At the time, I was taking ballet lessons, which I did not like. I think I wanted to like ballet, but it was definitely not for me. For one thing, the ballet classes met during the precious few hours of daylight between school and dark when I wanted to be outside playing with my friends (yes, readers, this was before the internet, before video games, before decent television – kids actually played outside in those days!) But more importantly, imagine someone with three legs who had had reached her full, towering height of 5’2” and development at the age of ten being in a class of flat-chested little girls not being the elephant in the room. Impossible, right?

When I started running to imitate my dad and also because my mom told me I didn’t need to take ballet lessons anymore if I took up running for real, something clicked. The endorphins might have clouded my mind a little, but here was a sport I could do. It did not involve balls flying at my head or teammates screaming at me or prancing elephants. As far as pre-adolescent embarrassment, the worst I ever got from running was one obnoxious boy who used to sing the Rocky theme whenever he saw me running by (did I mention it was the 80’s?).

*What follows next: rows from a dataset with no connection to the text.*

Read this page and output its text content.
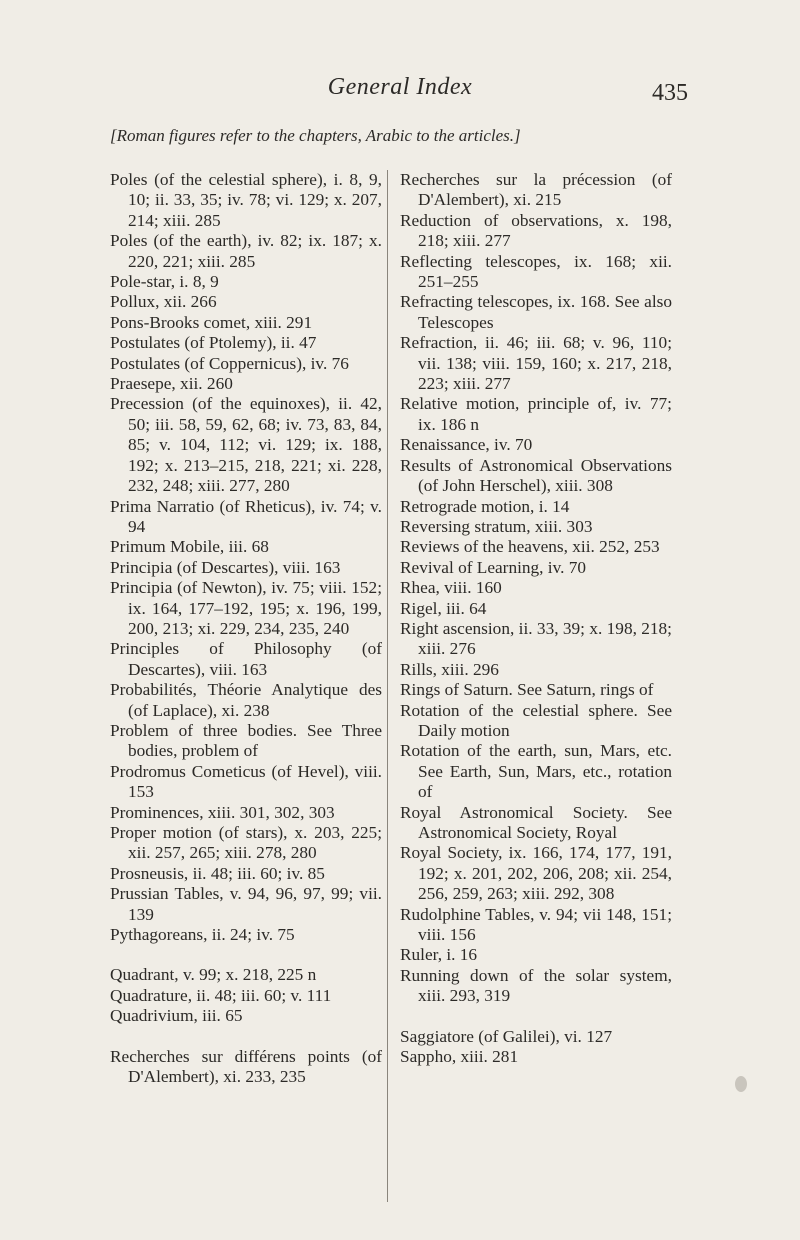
General Index	435
[Roman figures refer to the chapters, Arabic to the articles.]
Poles (of the celestial sphere), i. 8, 9, 10; ii. 33, 35; iv. 78; vi. 129; x. 207, 214; xiii. 285
Poles (of the earth), iv. 82; ix. 187; x. 220, 221; xiii. 285
Pole-star, i. 8, 9
Pollux, xii. 266
Pons-Brooks comet, xiii. 291
Postulates (of Ptolemy), ii. 47
Postulates (of Coppernicus), iv. 76
Praesepe, xii. 260
Precession (of the equinoxes), ii. 42, 50; iii. 58, 59, 62, 68; iv. 73, 83, 84, 85; v. 104, 112; vi. 129; ix. 188, 192; x. 213–215, 218, 221; xi. 228, 232, 248; xiii. 277, 280
Prima Narratio (of Rheticus), iv. 74; v. 94
Primum Mobile, iii. 68
Principia (of Descartes), viii. 163
Principia (of Newton), iv. 75; viii. 152; ix. 164, 177–192, 195; x. 196, 199, 200, 213; xi. 229, 234, 235, 240
Principles of Philosophy (of Descartes), viii. 163
Probabilités, Théorie Analytique des (of Laplace), xi. 238
Problem of three bodies. See Three bodies, problem of
Prodromus Cometicus (of Hevel), viii. 153
Prominences, xiii. 301, 302, 303
Proper motion (of stars), x. 203, 225; xii. 257, 265; xiii. 278, 280
Prosneusis, ii. 48; iii. 60; iv. 85
Prussian Tables, v. 94, 96, 97, 99; vii. 139
Pythagoreans, ii. 24; iv. 75
Quadrant, v. 99; x. 218, 225 n
Quadrature, ii. 48; iii. 60; v. 111
Quadrivium, iii. 65
Recherches sur différens points (of D'Alembert), xi. 233, 235
Recherches sur la précession (of D'Alembert), xi. 215
Reduction of observations, x. 198, 218; xiii. 277
Reflecting telescopes, ix. 168; xii. 251–255
Refracting telescopes, ix. 168. See also Telescopes
Refraction, ii. 46; iii. 68; v. 96, 110; vii. 138; viii. 159, 160; x. 217, 218, 223; xiii. 277
Relative motion, principle of, iv. 77; ix. 186 n
Renaissance, iv. 70
Results of Astronomical Observations (of John Herschel), xiii. 308
Retrograde motion, i. 14
Reversing stratum, xiii. 303
Reviews of the heavens, xii. 252, 253
Revival of Learning, iv. 70
Rhea, viii. 160
Rigel, iii. 64
Right ascension, ii. 33, 39; x. 198, 218; xiii. 276
Rills, xiii. 296
Rings of Saturn. See Saturn, rings of
Rotation of the celestial sphere. See Daily motion
Rotation of the earth, sun, Mars, etc. See Earth, Sun, Mars, etc., rotation of
Royal Astronomical Society. See Astronomical Society, Royal
Royal Society, ix. 166, 174, 177, 191, 192; x. 201, 202, 206, 208; xii. 254, 256, 259, 263; xiii. 292, 308
Rudolphine Tables, v. 94; vii 148, 151; viii. 156
Ruler, i. 16
Running down of the solar system, xiii. 293, 319
Saggiatore (of Galilei), vi. 127
Sappho, xiii. 281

I loved making running challenges for myself. I loved how one week I could say I was only running 1 mile per run, but the next week I could move it up to 2 miles, building up slowly until I was running for an unimaginable 4-5 miles. I loved how fast I could get in shape, how marvelous the endorphins were. Sure, I was suffering while running, cursing every step, every gasp, but afterwards? No other sport since has ever given me the kind of endorphins that running does.

That’s why running is impossible to quit for me. Every year I say I’m going to quit running. It’s bad for my knees, not necessary to keep in shape, and it’s hard on the joints. It’s sweaty and messy. It’s time-consuming. And so every year I make a melodramatic announcement that running is not for me anymore, that tragically I must leave running for the people without knee and back problems, who are ten to fifteen years younger than me. But then that itch comes back, that need to create challenges for myself, that need to suffer until I hit that high.

So today I am training for a marathon. Doesn’t that sound badass to you? I thought so.